Namely, I have built a model that comprises [code removed - moderator] . With such model I’ve managed to get a training and validation accuracy of 100%, with both training and validation losses decreasing after each epoch.
However, I have some doubts about the model. This may sound silly, but am I missing something here? The model does not seem to overfit, training took about an hour to complete which is not the worst considering such models.
I am just curious about the unreasonable effectiveness of my model, should there be more metrics included (besides accuracy) for evaluation to get a bigger picture? If someone could help me interpret those results I would be really grateful. I have attached the plots below so you could take a closer look.
One of the factors to consider when training a model is the compute budget. The assignment starter code has epochs set to 20. So, it’s better to leave the default setting and build your model accordingly.
This assignment is relatively simple when compared to other real world datasets where the corpus and vocabulary dimensions are huge. So, it’s alright to get 100% accuracy on both training and validation sets.

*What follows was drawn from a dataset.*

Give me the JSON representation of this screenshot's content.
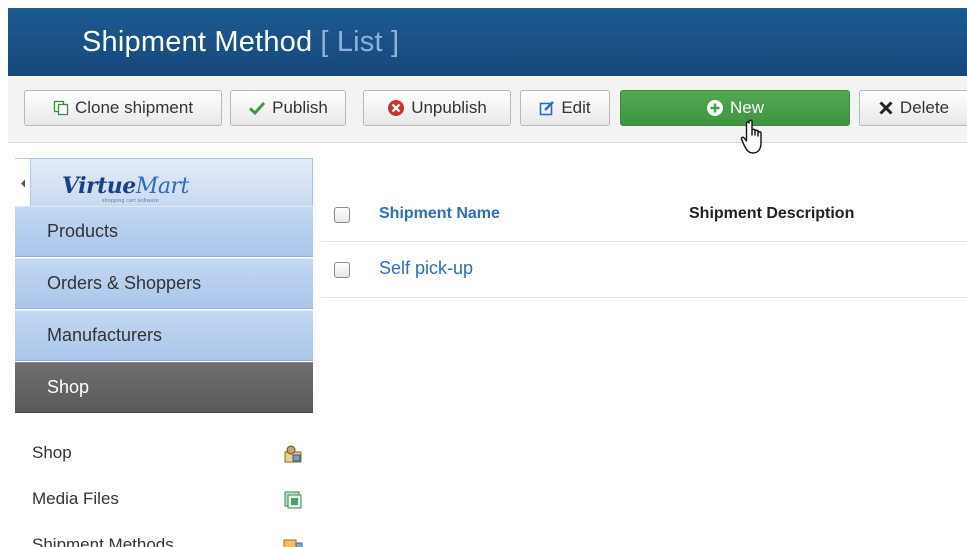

As far as metrics for this assignment is concerned, the training and validation set labels have an almost balanced distribution. Given that prediction of both classes are important to us, accuracy is a valid metric to use. Here’s the label distribution:
Distribution of train_labels:
1 72278
0 71722
Distribution of val_labels:
0 8100
1 7900
Do look at the passing criteria for this assignment that requires a reasonable validation loss curve.
I completely forgot that for the purpose of the assignment we only used 10% of the data to speed up the computations, I was convinced that I’ve obtained such metrics for all 1.6m of the tweets, that’s why I was a bit confused. It does make more sense now. I’ll also analyse the validation loss curve in greater detail. Thank you for the clarification and all the hints!